Feliz começo de Patrícia Quitanda

Patrícia Quitanda. Nascida de classe média alta. Neta de avó e avô, filha de mãe e pai, irmã de irmão. 

O sr. Quitanda Junior, homem de muitas responsabilidades, não pôde estar presente no parto da filha, por motivo de grande importância. Era o dia da reunião com o homem mais poderoso  da multinacional de que era gerente pré-senior. Foi um momento decisivo em sua carreira de executivo fundamental para o andamento da empresa. Sem ele, a firma teria faturado  732.573.853,08 cruzados menos no ano de 1983, segundo estimativa do próprio sr. Quitanda Junior.

A sra. Quitanda Junior esteve presente no parto da filha. Meses depois, de volta ao cargo de jornalista especializada na seção Mulher de importante jornal concorrente direto do líder de circulação na cidade do Rio de Janeiro, deixou a menina sob os cuidados da sra. Quitanda. Seu mais relevante feito, realizado no plantão de domingo pela manhã, foi a cobertura da tragédia da enchente de 1985, até que sua colega responsável por Cidades pudesse comparecer ao local. Se não fosse a sua presença no horário exato em que um bombeiro retirou uma velha senhora de cima de um carro ilhado, a cobertura da enchente de 1985 teria sido mais pobre, de acordo com a própria sra. Quitanda Junior.

O sr. e a sra.
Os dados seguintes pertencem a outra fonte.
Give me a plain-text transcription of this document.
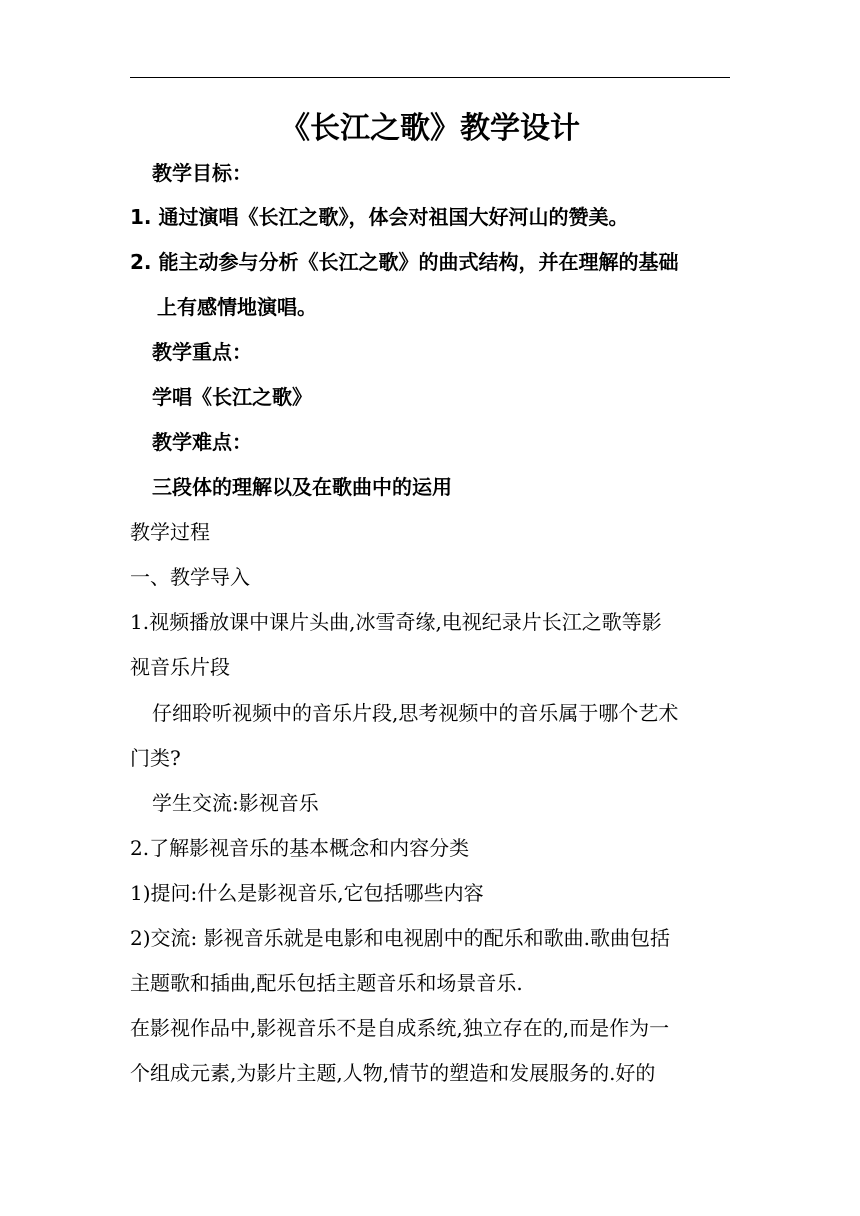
《长江之歌》教学设计
教学目标：
1. 通过演唱《长江之歌》，体会对祖国大好河山的赞美。
2. 能主动参与分析《长江之歌》的曲式结构，并在理解的基础
上有感情地演唱。
教学重点：
学唱《长江之歌》
教学难点：
三段体的理解以及在歌曲中的运用
教学过程
一、教学导入
1.视频播放课中课片头曲,冰雪奇缘,电视纪录片长江之歌等影
视音乐片段
仔细聆听视频中的音乐片段,思考视频中的音乐属于哪个艺术
门类?
学生交流:影视音乐
2.了解影视音乐的基本概念和内容分类
1)提问:什么是影视音乐,它包括哪些内容
2)交流: 影视音乐就是电影和电视剧中的配乐和歌曲.歌曲包括
主题歌和插曲,配乐包括主题音乐和场景音乐.
在影视作品中,影视音乐不是自成系统,独立存在的,而是作为一
个组成元素,为影片主题,人物,情节的塑造和发展服务的.好的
Quitanda Junior, chefes de tradicional e unida família no Rio de Janeiro, criaram Patrícia e Ricardo nos mais elevados padrões de conforto e acesso. As duas crianças estudaram em um dos mais caros colégio da cidade. Pena que Patrícia não aproveitou como Ricardo, coitada. Ela tinha muitas dificuldades, coitada.

Ricardo, importante executivo de multinacional, comprou apartamento próprio aos 32 anos.

Patrícia, sem função definida no mundo, foi morar em Belo Horizonte.